D’accordo, ma la questione è un’ altra: la mozione è stata il frutto di una lunga trattativa tra i capi gruppo allo scopo di unificare i differenti testi presentati e – udite, udite – è stata votata all’unanimità (partiti di opposizione compresi). Il Pd si è reso conto della gaffe (se ne è assunta onestamente la responsabilità Silvia Fregolent) e si è precipitato a spiegare i fatti, attraverso un’intervista di Luigi Marattin, autorevole deputato ed economista. ‘’ Ogni gruppo ha inviato un proprio rappresentante per “trattare” la predisposizione di un testo condiviso. Essendo i gruppi parlamentari così diversi (profondamente diversi), bisognava fare una scelta: o accettare l’inserimento di cose su cui non si era perfettamente d’accordo, o ritirarsi dal tentativo unitario. M5S e Lega – ha proseguito Marattin – hanno posto come condizione per una mozione unitaria l’inserimento di quelle 10 parole (che menzionano la possibilità di introdurre i “mini-bot”) all’interno di un ragionamento complessivo di 4 pagine, per il resto assolutamente condivisibile.

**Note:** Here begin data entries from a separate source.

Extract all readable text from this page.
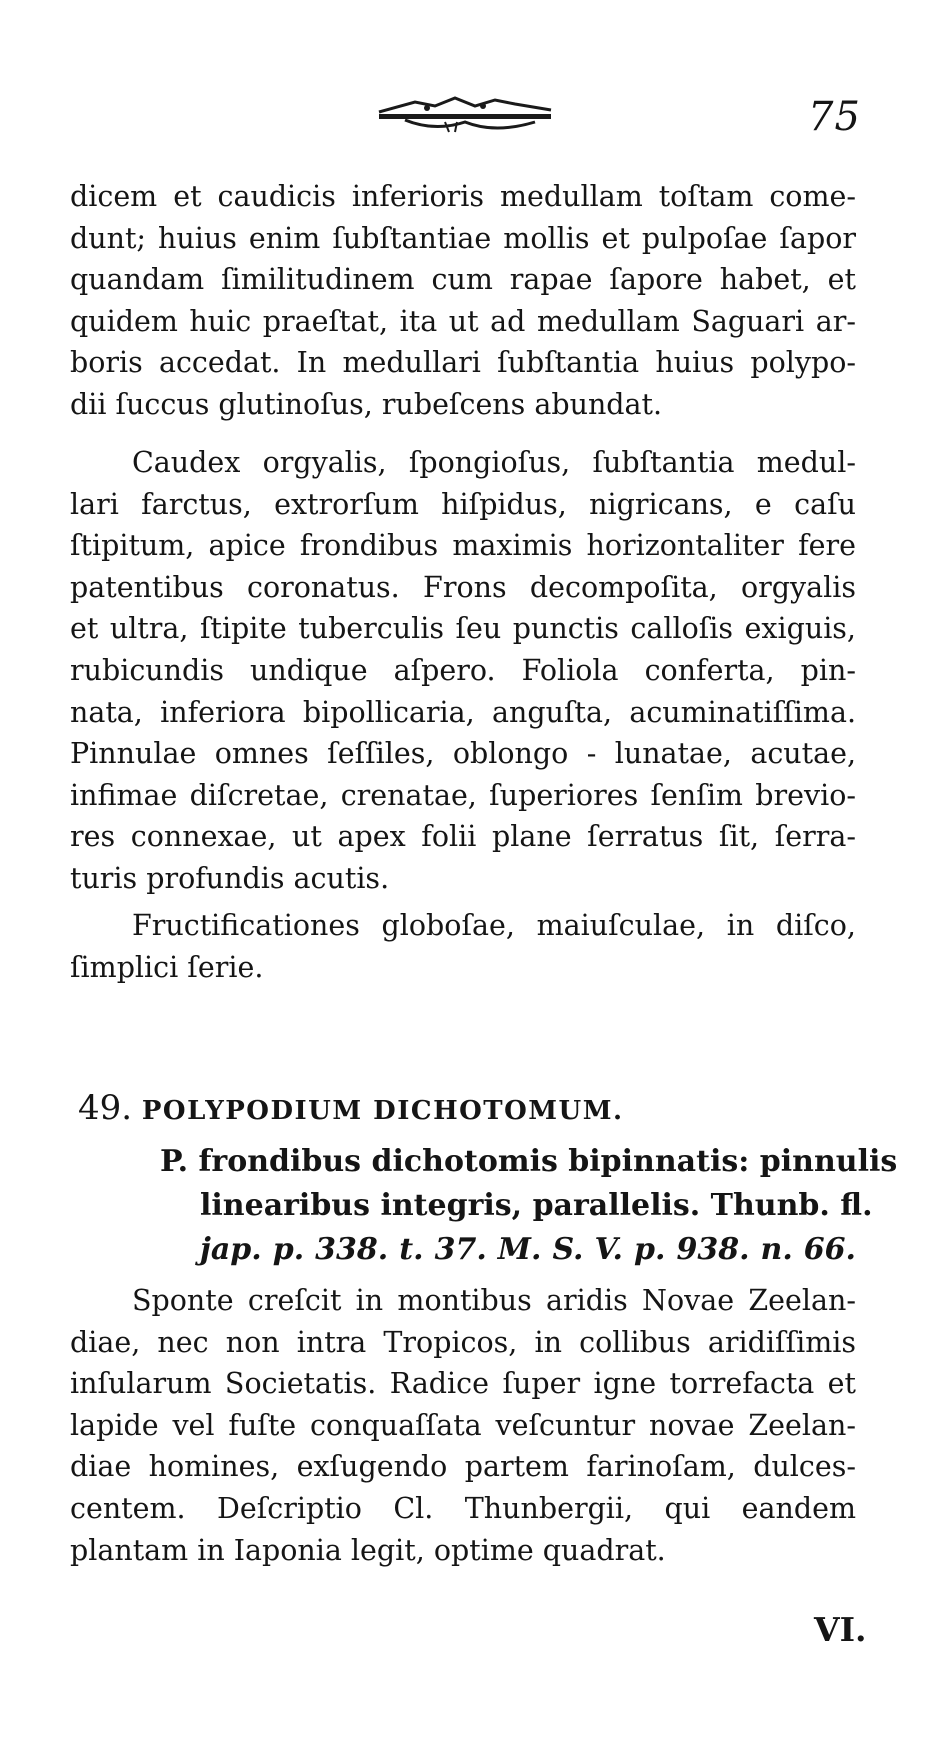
75
dicem et caudicis inferioris medullam toſtam come-
dunt; huius enim ſubſtantiae mollis et pulpoſae ſapor
quandam ſimilitudinem cum rapae ſapore habet, et
quidem huic praeſtat, ita ut ad medullam Saguari ar-
boris accedat. In medullari ſubſtantia huius polypo-
dii ſuccus glutinoſus, rubeſcens abundat.
Caudex orgyalis, ſpongioſus, ſubſtantia medul-
lari farctus, extrorſum hiſpidus, nigricans, e caſu
ſtipitum, apice frondibus maximis horizontaliter fere
patentibus coronatus. Frons decompoſita, orgyalis
et ultra, ſtipite tuberculis ſeu punctis calloſis exiguis,
rubicundis undique aſpero. Foliola conferta, pin-
nata, inferiora bipollicaria, anguſta, acuminatiſſima.
Pinnulae omnes ſeſſiles, oblongo - lunatae, acutae,
infimae diſcretae, crenatae, ſuperiores ſenſim brevio-
res connexae, ut apex folii plane ſerratus ſit, ſerra-
turis profundis acutis.
Fructificationes globoſae, maiuſculae, in diſco,
ſimplici ſerie.
49. POLYPODIUM DICHOTOMUM.
P. frondibus dichotomis bipinnatis: pinnulis
linearibus integris, parallelis. Thunb. fl.
jap. p. 338. t. 37. M. S. V. p. 938. n. 66.
Sponte creſcit in montibus aridis Novae Zeelan-
diae, nec non intra Tropicos, in collibus aridiſſimis
inſularum Societatis. Radice ſuper igne torrefacta et
lapide vel fuſte conquaſſata veſcuntur novae Zeelan-
diae homines, exſugendo partem farinoſam, dulces-
centem. Deſcriptio Cl. Thunbergii, qui eandem
plantam in Iaponia legit, optime quadrat.
VI.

La persona che ha condotto queste trattative a nome del Partito Democratico – la collega Silvia Fregolent, capogruppo del Pd in Commissione Finanze, competente per materia – ha giudicato che il problema del pagamento dei debiti della PA era così importante che l’esigenza di dare un segnale di unità totale delle forze politiche (ancorché su una cosa totalmente simbolica e priva di valore) era più importante di tutto il resto, anche dell’inserimento di una possibilità di questi famigerati mini-bot’’.

Nessun colpo di mano, allora: Marattin lo ha ammesso. Ma ad avviso di chi scrive si tratta comunque di un errore grave, di una sottovalutazione sbagliata, di una giustificazione equivoca, di una smentita che non smentisce, di un chiarimento che lascia le cose come stavano. Per ridurre il danno il deputato dem ha affermato all’inizio dell’intervista che ‘’non si trattava di atto normativo avente valore giuridico. Era una mozione. Vale a dire, assieme agli ordini del giorno, la cosa in assoluto più inutile del lavoro parlamentare o di qualsiasi assemblea elettiva. Priva di qualsiasi effetto pratico’’. Se è così – caro Luigi – anche le 4 pagine del ‘’ragionamento complessivo’’ erano inutili perché appartenevano al medesimo testo contenente le 10 parole che, invece, sono state prese sul serio dai mercati. Parole pretese (possiamo dire ‘’imposte’’?) dalla maggioranza. Il gioco valeva davvero la candela?

‘’I tempi di pagamento della PA – ha scritto il Mef nel comunicato – sono in costante miglioramento. Nel 2018 sono state pagate circa 20 milioni di fatture con in media 1 giorno di anticipo rispetto ai tempi di legge. Risultanti incoraggianti: solo due anni fa i giorni di ritardo erano 16. Sono dati medi ma indicano uno sforzo notevole, sia pure con ovvie differenze sia per comparti sia per aree territoriali’’.